All natural stone is fabricated with a particular type of surface texture or finish.
Some common types of surface finishes we see today are: polished, honed, acid-washed, saw-cut refined, flamed, split-faced, sandblasted, tumbled and brushed.
A polished surface is the only way to fully appreciate the colour and pattern of natural stone, and is far more popular. When a surface "closes" over and a polish is achieved the true colours of the natural stone can be fully appreciated, along with the intricacies of the pattern or veining.
A polished surface creates a beautiful glossy mirror shine from the natural reflection of the stone’s crystals.
The mirror-like shine is accomplished by using progressively finer polishing heads during the polishing process, similar to the way that sandpaper smoothes hardwood furniture - The finer the sandpaper, the smoother the surface.
The polish may last a long time or may be unstable depending on the type of stone.
Granite, marble and limestone are frequently polished, and require varying degrees of maintenance to preserve the shine.
A polished surface is not an applied finish, and cannot easily be replicated, but it has the advantage that it is relatively impervious to minor soiling by denying dirt particles a rough surface to adhere to. Accordingly, a polished stone surface can be very easy to maintain, in addition to looking great.
A polished surface doesn't change the nature of the stone, and cannot by itself protect the material from all the influences that may be encountered in daily use over the years.
Remember that we are dealing with a cross section of the stone. That cross section can unlock the secret of the stone's hidden colours and patterns, but in doing so it can expose the stone to elements for which no natural protection is afforded.
A honed surface provides a non-reflective flat, matte or satin finish creating a more informal and softer look.
This finish is created by grinding the cut face with successively finer grades of abrasive but stopping short of a full polish, and is a viable surface treatment for flooring
A honed finish do not show wear damage as dramatically and therefore are more economically maintained.

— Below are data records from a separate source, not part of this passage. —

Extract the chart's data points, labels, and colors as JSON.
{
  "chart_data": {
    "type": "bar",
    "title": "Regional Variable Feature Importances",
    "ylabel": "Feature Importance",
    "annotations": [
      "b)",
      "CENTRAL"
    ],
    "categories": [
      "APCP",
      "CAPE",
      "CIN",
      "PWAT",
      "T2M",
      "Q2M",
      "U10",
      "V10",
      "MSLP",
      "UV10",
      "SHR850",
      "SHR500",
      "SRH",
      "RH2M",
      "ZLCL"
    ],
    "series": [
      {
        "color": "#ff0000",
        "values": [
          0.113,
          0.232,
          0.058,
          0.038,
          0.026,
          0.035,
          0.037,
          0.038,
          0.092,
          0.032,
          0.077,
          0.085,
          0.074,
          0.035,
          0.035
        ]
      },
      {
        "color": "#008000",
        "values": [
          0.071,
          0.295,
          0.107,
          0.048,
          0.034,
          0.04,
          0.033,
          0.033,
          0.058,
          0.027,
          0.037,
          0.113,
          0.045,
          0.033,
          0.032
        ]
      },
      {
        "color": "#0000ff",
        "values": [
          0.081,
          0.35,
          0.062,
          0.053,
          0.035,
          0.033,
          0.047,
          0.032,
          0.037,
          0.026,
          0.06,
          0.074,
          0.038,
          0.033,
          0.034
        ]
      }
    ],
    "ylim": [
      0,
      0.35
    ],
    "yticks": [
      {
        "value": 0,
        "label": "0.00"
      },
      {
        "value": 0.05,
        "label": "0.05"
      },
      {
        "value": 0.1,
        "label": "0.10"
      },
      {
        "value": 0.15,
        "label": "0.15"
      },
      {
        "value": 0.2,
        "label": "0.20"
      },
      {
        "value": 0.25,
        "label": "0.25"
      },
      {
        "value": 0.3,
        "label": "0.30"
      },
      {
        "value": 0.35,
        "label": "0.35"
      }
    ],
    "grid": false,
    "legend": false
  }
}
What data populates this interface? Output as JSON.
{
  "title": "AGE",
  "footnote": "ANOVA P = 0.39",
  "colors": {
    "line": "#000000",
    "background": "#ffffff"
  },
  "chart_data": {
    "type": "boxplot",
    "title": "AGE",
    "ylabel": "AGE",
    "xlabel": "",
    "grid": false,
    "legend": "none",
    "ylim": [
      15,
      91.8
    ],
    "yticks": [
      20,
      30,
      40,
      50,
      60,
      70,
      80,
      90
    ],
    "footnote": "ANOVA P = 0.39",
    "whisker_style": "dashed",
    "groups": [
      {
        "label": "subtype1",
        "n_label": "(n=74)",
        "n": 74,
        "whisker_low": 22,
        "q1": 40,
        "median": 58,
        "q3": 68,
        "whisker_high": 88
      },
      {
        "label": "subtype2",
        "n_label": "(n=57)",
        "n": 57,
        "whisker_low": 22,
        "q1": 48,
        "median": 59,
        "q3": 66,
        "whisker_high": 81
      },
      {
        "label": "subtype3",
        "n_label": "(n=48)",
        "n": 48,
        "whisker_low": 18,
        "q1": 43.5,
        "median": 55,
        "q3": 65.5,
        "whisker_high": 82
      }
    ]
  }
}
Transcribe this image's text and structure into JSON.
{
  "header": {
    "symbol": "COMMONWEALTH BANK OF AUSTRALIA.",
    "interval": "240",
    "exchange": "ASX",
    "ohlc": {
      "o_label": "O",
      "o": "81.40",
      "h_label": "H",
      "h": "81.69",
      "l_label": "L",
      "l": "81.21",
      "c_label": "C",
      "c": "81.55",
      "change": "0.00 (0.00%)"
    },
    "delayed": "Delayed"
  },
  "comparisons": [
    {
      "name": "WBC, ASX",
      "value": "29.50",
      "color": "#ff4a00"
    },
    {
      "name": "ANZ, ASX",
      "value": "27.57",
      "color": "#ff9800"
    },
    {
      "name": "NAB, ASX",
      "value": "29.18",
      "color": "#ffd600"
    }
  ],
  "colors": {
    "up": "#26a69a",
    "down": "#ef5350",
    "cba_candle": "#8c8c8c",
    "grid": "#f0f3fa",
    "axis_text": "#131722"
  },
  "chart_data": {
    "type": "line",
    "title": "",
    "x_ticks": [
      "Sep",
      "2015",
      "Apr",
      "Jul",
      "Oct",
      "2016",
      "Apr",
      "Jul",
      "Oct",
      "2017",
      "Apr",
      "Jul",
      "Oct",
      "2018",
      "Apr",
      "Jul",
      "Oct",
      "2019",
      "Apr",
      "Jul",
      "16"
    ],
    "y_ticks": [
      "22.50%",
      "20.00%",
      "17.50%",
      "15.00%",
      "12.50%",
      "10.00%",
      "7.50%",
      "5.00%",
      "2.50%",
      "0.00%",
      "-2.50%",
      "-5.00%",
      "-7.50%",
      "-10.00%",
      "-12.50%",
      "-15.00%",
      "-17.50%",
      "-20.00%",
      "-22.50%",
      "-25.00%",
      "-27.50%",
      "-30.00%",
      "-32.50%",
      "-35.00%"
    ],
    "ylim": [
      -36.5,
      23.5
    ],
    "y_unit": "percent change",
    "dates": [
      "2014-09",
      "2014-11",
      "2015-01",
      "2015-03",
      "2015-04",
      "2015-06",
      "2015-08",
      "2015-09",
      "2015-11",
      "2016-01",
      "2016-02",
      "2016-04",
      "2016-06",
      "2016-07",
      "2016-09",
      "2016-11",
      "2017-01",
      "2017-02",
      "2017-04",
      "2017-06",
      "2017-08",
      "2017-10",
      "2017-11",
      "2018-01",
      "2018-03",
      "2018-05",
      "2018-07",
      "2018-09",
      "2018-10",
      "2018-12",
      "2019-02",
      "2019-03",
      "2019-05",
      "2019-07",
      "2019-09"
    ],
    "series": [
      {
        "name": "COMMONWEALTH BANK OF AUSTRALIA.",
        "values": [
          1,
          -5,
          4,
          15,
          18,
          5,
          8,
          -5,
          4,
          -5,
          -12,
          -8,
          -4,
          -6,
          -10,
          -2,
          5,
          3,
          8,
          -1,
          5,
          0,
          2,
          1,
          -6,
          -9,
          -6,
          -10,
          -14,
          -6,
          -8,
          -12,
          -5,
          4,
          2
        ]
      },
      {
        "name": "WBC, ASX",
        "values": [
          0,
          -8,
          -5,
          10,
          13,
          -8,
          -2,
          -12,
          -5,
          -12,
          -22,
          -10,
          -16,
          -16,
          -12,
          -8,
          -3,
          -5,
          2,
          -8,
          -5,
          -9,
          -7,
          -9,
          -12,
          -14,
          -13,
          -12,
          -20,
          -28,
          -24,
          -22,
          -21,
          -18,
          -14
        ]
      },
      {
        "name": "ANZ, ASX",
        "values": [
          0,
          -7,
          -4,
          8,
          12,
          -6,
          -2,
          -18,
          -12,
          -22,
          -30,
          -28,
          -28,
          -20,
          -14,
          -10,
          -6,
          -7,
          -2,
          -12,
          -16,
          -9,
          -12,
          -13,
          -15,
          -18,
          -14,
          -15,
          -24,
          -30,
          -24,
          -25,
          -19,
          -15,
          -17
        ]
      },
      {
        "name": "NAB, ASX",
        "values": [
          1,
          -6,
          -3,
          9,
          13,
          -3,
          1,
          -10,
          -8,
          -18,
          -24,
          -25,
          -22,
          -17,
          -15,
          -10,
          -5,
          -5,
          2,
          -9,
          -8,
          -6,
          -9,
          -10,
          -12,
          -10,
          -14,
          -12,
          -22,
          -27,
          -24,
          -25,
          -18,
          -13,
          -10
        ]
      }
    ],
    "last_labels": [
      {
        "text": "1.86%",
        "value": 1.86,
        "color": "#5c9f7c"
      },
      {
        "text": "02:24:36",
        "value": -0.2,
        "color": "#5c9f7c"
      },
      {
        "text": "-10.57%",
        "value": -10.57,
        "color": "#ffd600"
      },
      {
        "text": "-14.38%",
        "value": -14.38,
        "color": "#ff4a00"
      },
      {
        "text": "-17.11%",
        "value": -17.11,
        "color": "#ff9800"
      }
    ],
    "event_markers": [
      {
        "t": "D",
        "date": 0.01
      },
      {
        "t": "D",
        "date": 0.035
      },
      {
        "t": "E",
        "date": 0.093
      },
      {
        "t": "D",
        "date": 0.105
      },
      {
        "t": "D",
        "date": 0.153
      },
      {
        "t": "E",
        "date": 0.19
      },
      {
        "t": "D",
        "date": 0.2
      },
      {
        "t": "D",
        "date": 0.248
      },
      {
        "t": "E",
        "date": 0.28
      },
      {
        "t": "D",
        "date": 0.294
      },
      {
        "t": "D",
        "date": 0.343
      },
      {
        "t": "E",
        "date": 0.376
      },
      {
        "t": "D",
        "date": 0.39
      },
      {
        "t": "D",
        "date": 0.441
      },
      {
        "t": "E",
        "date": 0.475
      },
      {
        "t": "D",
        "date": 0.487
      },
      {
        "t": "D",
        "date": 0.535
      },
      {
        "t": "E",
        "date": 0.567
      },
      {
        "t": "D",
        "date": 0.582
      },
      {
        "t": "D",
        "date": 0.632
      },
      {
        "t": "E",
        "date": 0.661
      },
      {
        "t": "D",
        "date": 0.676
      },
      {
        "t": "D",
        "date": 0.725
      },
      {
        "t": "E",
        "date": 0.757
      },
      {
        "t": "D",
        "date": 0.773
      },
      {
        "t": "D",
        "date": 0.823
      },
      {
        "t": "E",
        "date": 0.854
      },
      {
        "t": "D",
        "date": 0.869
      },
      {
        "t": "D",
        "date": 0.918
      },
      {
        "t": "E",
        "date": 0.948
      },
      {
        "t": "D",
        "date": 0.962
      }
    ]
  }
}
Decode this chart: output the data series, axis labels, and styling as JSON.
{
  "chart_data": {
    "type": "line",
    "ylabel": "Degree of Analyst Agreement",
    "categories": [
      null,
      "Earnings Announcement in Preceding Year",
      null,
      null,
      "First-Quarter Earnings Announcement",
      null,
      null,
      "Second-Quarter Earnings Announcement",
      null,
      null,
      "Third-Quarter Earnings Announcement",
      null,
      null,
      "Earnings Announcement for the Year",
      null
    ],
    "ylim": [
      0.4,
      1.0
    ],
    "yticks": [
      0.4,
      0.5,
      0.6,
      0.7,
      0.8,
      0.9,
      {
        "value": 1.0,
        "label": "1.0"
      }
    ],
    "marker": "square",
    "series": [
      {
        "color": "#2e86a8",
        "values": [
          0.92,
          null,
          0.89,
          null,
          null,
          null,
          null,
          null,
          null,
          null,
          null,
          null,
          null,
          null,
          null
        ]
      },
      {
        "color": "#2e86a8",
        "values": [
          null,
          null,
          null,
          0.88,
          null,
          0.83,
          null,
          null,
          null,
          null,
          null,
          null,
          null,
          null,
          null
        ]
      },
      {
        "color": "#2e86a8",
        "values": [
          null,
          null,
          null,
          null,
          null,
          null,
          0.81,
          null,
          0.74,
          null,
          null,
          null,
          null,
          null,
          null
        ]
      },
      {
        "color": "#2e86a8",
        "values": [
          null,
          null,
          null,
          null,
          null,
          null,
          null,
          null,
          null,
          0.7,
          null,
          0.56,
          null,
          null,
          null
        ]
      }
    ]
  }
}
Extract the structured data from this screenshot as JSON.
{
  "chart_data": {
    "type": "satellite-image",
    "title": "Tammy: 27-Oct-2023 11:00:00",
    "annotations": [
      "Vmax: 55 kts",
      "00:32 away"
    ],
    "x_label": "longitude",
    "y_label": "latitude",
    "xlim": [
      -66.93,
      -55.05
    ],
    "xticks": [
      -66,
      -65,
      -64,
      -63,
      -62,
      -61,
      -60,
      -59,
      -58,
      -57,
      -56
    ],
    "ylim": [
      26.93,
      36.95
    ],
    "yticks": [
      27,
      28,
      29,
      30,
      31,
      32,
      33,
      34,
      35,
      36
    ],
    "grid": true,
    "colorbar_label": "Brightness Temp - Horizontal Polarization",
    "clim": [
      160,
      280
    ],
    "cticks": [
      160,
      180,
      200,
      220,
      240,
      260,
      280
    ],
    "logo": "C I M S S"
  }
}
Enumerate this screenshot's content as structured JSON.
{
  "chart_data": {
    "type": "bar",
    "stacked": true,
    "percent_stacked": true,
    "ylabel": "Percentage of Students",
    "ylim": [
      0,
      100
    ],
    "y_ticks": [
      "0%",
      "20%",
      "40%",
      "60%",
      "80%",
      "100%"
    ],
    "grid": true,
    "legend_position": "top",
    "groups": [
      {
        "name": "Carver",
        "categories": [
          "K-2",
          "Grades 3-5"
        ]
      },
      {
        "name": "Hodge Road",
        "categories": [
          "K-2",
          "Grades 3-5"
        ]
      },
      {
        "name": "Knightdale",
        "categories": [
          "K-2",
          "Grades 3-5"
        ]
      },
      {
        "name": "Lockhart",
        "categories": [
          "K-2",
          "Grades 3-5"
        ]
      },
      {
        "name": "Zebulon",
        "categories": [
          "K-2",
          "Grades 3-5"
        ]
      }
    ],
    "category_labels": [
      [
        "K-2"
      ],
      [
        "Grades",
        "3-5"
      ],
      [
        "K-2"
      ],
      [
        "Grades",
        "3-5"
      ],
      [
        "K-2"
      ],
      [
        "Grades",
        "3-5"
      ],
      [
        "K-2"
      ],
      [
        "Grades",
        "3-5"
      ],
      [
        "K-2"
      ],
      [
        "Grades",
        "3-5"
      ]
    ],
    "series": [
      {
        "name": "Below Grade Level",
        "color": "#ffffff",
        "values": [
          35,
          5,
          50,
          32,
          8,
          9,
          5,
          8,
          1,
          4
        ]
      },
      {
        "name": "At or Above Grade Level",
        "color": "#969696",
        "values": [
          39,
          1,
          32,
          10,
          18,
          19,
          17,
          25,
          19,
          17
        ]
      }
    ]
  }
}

Less "compact" materials such as sandstones and some limestones cannot always be polished and routinely are offered in a honed finish. Other marbles and harder limestones that can be easily polished are sometimes honed to take advantage of the simple fact that minor wear and tear is not obvious on a surface that has an overall "sheen" rather than a "mirror finish" polish.
Marble, limestone, and slate would be your best choices for a honed finish.
A flamed finish is achieved by heating the surface of the stone to extreme temperatures, followed by rapid cooling.
The surface of the stone pops and chips leaving a rough, unrefined texture.
This process is usually done with granite. Flamed granite has a highly textured surface, making it ideal for areas where slip resistance might be a concern such external paving.
Sandblasted surfaces are becoming increasingly popular as they give a raw, organic look that is both natural and contemporary. To achieve a sandblasted finish, the stone is treated with a pressurised combination of sandy water, resulting in a highly textured (pitted) surface with a matte gloss. As with all textural stone surfaces, sandblasted stone is porous and needs proper treatment and maintenance.
A sandblasted finish is ideal for exterior applications as it provides more grip in wet conditions.
Brushed features a worn-down look achieved by brushing the surface of the stone, simulating natural wear over time.